Netflix reported second-quarter revenue and earnings yesterday. Revenue rose 13 percent year over year to $12.56 billion, driven by membership growth, higher subscription prices and increased advertising revenue. Earlier this year, the streaming giant raised prices across all of its subscription plans.
Net income reached $3.40 billion for the quarter, up from $3.13 billion a year earlier.
Looking ahead, Netflix expects third-quarter revenue to increase 12 percent and said its full-year 2026 outlook remains in line with previous guidance.
Co-CEO Ted Sarandos pushed back on reports suggesting second seasons attract significantly fewer viewers than first seasons, saying Netflix has not seen any material decline in viewership between seasons.

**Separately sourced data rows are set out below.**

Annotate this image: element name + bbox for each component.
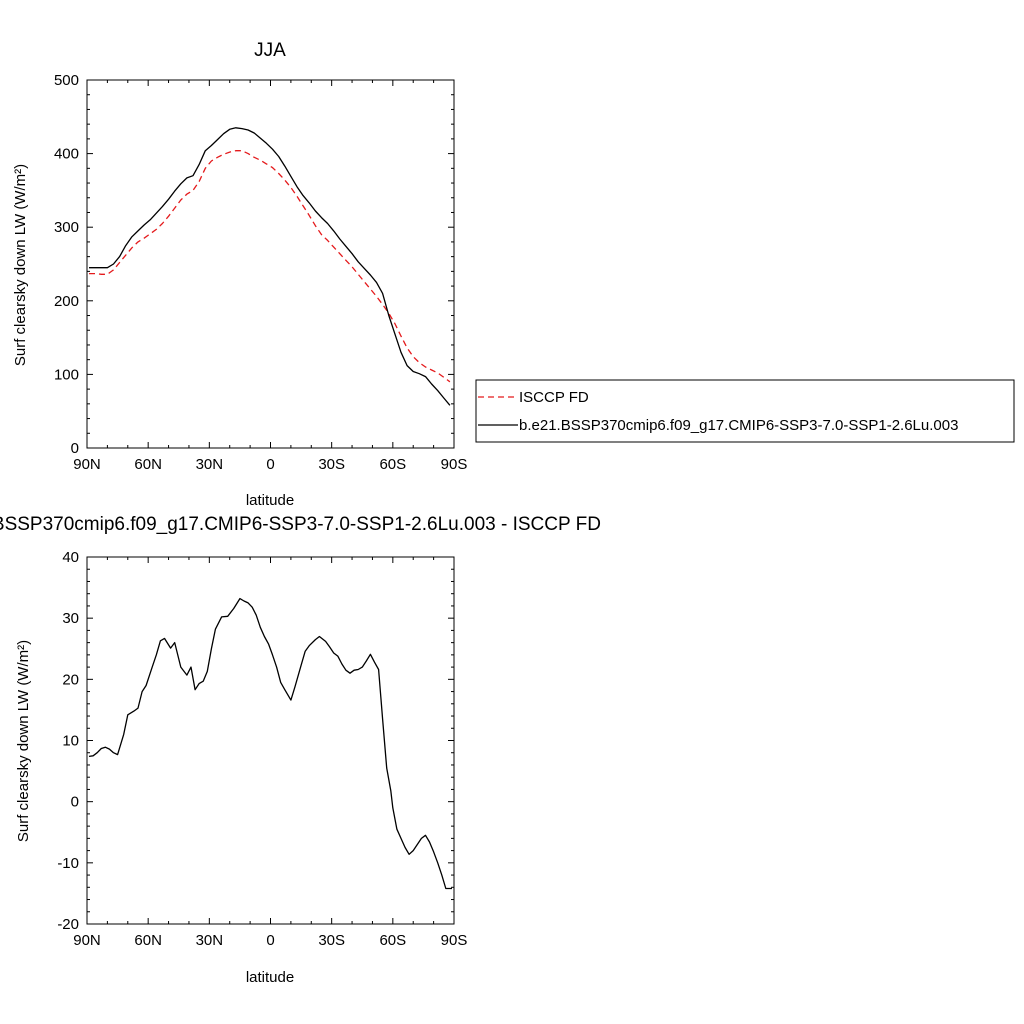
bottom-x-tick-label: 90N bbox=[73, 932, 101, 949]
bottom-series-line-0 bbox=[88, 597, 452, 890]
top-x-axis-label: latitude bbox=[246, 492, 294, 509]
bottom-x-tick-label: 90S bbox=[441, 932, 468, 949]
legend: ISCCP FD b.e21.BSSP370cmip6.f09_g17.CMIP… bbox=[475, 379, 1015, 443]
bottom-plot-group: 90N 60N 30N 0 30S 60S 90S -20 -10 0 10 20 30 40 bbox=[57, 549, 467, 949]
bottom-x-axis-label: latitude bbox=[246, 969, 294, 986]
bottom-y-tick-label: 40 bbox=[62, 549, 79, 566]
top-x-tick-label: 60N bbox=[134, 456, 162, 473]
bottom-y-axis-label: Surf clearsky down LW (W/m²) bbox=[15, 640, 32, 842]
bottom-y-tick-label: 10 bbox=[62, 733, 79, 750]
legend-box bbox=[475, 379, 1015, 443]
top-y-tick-label: 300 bbox=[54, 219, 79, 236]
top-y-tick-label: 0 bbox=[71, 440, 79, 457]
top-x-tick-label: 60S bbox=[379, 456, 406, 473]
top-y-tick-label: 200 bbox=[54, 293, 79, 310]
bottom-y-tick-label: 0 bbox=[71, 794, 79, 811]
bottom-y-tick-label: -20 bbox=[57, 916, 79, 933]
top-x-tick-label: 90S bbox=[441, 456, 468, 473]
bottom-x-tick-label: 0 bbox=[266, 932, 274, 949]
top-x-tick-label: 30N bbox=[196, 456, 224, 473]
top-series-line-0 bbox=[89, 150, 451, 383]
legend-label-model: b.e21.BSSP370cmip6.f09_g17.CMIP6-SSP3-7.… bbox=[519, 417, 958, 434]
top-chart-title: JJA bbox=[254, 40, 286, 61]
top-y-tick-label: 500 bbox=[54, 72, 79, 89]
bottom-x-tick-label: 60S bbox=[379, 932, 406, 949]
bottom-y-tick-label: 20 bbox=[62, 671, 79, 688]
top-plot-frame bbox=[86, 79, 455, 449]
legend-label-isccp: ISCCP FD bbox=[519, 389, 589, 406]
top-y-tick-label: 400 bbox=[54, 146, 79, 163]
top-series-line-1 bbox=[89, 127, 451, 406]
bottom-x-tick-label: 30S bbox=[318, 932, 345, 949]
bottom-x-tick-label: 30N bbox=[196, 932, 224, 949]
top-y-tick-label: 100 bbox=[54, 366, 79, 383]
top-y-axis-label: Surf clearsky down LW (W/m²) bbox=[12, 164, 29, 366]
bottom-plot-frame bbox=[86, 556, 455, 925]
bottom-x-tick-label: 60N bbox=[134, 932, 162, 949]
top-x-tick-label: 90N bbox=[73, 456, 101, 473]
top-x-tick-label: 0 bbox=[266, 456, 274, 473]
bottom-y-tick-label: 30 bbox=[62, 610, 79, 627]
top-x-tick-label: 30S bbox=[318, 456, 345, 473]
bottom-chart-title: b.e21.BSSP370cmip6.f09_g17.CMIP6-SSP3-7.… bbox=[0, 514, 601, 535]
top-plot-group: 90N 60N 30N 0 30S 60S 90S 0 100 200 300 400 500 bbox=[54, 72, 467, 473]
bottom-y-tick-label: -10 bbox=[57, 855, 79, 872]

The company also announced it will reduce the frequency of its audience disclosures, shifting from twice-yearly to annual viewership reports beginning next year.
Netflix highlighted live programming as a major driver of engagement, noting that live events accounted for six of its 10 biggest new-member sign-up days over the past five years. Live sports, in particular, continue to attract premium advertising dollars, an increasingly important revenue source as subscriber growth moderates.
The company reiterated that it expects advertising revenue to roughly double this year, reaching about $3 billion. However, Netflix stock dropped over 8 percent in after-hours trading.